Toutes les universités athéniennes sont désormais fermées ou occupées. Le quartier de la fac de droit est même bouclé par des barrages de poutres en feu, installés par les insurgés. Interdiction aux voitures de circuler. L’une d’entre elles, devant les gestes vindicatifs d’un jeune émeutier, doit faire demi-tour. Dans l’enceinte de la fac, trois manifestants, les mains dans les fils électriques, attendent un micro. Ils fignolent la radio pirate qui va bientôt diffuser leurs revendications sur la bande FM. « Il faut donner la parole aux militants, ce que ne font pas les médias ! », lâche l’un d’eux, ingénieur. Dans la petite salle saccagée, les murs sont tagués de slogans rouges et noirs anti-police et gouvernement.

Samedi 15 heures.
Dans les rues commerçantes de Kolonaki, quartier commerçant huppé, la vie et les affaires reprennent.
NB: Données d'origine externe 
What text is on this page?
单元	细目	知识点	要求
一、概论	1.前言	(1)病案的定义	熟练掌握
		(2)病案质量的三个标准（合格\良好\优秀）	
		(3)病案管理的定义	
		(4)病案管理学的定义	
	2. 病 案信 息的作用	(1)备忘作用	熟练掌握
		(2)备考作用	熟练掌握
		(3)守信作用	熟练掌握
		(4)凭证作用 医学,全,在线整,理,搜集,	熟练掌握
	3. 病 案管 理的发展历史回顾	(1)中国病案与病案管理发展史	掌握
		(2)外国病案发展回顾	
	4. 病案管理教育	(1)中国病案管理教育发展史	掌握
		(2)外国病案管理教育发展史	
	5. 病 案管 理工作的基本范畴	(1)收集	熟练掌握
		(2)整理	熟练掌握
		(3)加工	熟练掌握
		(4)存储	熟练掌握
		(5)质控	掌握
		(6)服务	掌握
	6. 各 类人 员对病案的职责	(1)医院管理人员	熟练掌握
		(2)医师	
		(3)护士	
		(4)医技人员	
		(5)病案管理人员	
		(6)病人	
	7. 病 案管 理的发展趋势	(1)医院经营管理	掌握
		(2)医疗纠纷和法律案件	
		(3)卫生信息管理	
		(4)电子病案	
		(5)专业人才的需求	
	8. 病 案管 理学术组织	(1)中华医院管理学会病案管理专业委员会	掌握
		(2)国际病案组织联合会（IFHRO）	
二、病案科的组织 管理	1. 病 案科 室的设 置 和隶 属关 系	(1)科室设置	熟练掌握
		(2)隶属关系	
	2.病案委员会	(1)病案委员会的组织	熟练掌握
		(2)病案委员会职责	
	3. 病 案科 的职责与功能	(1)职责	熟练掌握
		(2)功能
Les clients se disputent le trottoir avec les vitriers, à pied d’œuvre pour réparer les devantures des banques et grandes enseignes, « emblèmes du capitalisme » pour les émeutiers. Mac Donald’s et Ralph Lauren ont déjà remplacé leurs vitres brisées. Nike repeint son intérieur calciné. Ici, tous les distributeurs de billets ont été vandalisés. « Je vais perdre 30% de mon chiffre d’affaires ce mois-ci. Il est temps que le calme revienne », s’impatiente une bijoutière.

Dimanche

Photo : Leïla Minano/Youpress

Photo : Leïla Minano/Youpress

21h. Mini jupe, tee-shirt décolleté, Térésa vient nous chercher devant l’université de médecine occupée depuis jeudi. Enthousiaste, l’étudiante explique: « Nous nous sommes installés dans les bureaux de la direction, c’est plus confortable ! » En haut des escaliers, une banderole indique « le quartier général des étudiants de médecine ». Nous pénétrons dans une salle enfumée aux sofas douillets. Notre arrivée fait sensation, quelques dizaines d’étudiants nous pressent de questions. « Notre mouvement, il ressemble plus aux émeutes de banlieues ou au mouvement anti-CPE ? », revient sans cesse. Térésa nous présente ses «camarades », trotskystes, anarchistes, communistes, socialistes qui discutent assis en rond sur la moquette épaisse du bureau du doyen de l’université. Térésa, s’affale sur un coquet canapé en cuir. «Les dernières mobilisations en France sont pour nous un exemple, c’est ce qui me fait tenir car je suis morte de fatigue ». Comme un écho à son affirmation, dans une salle attenante une trentaine d’étudiants regardent, absorbés, un film en français. A l’écran, Daniel Cohn-Bendit hurle dans un mégaphone. C’est un documentaire sur mai 68.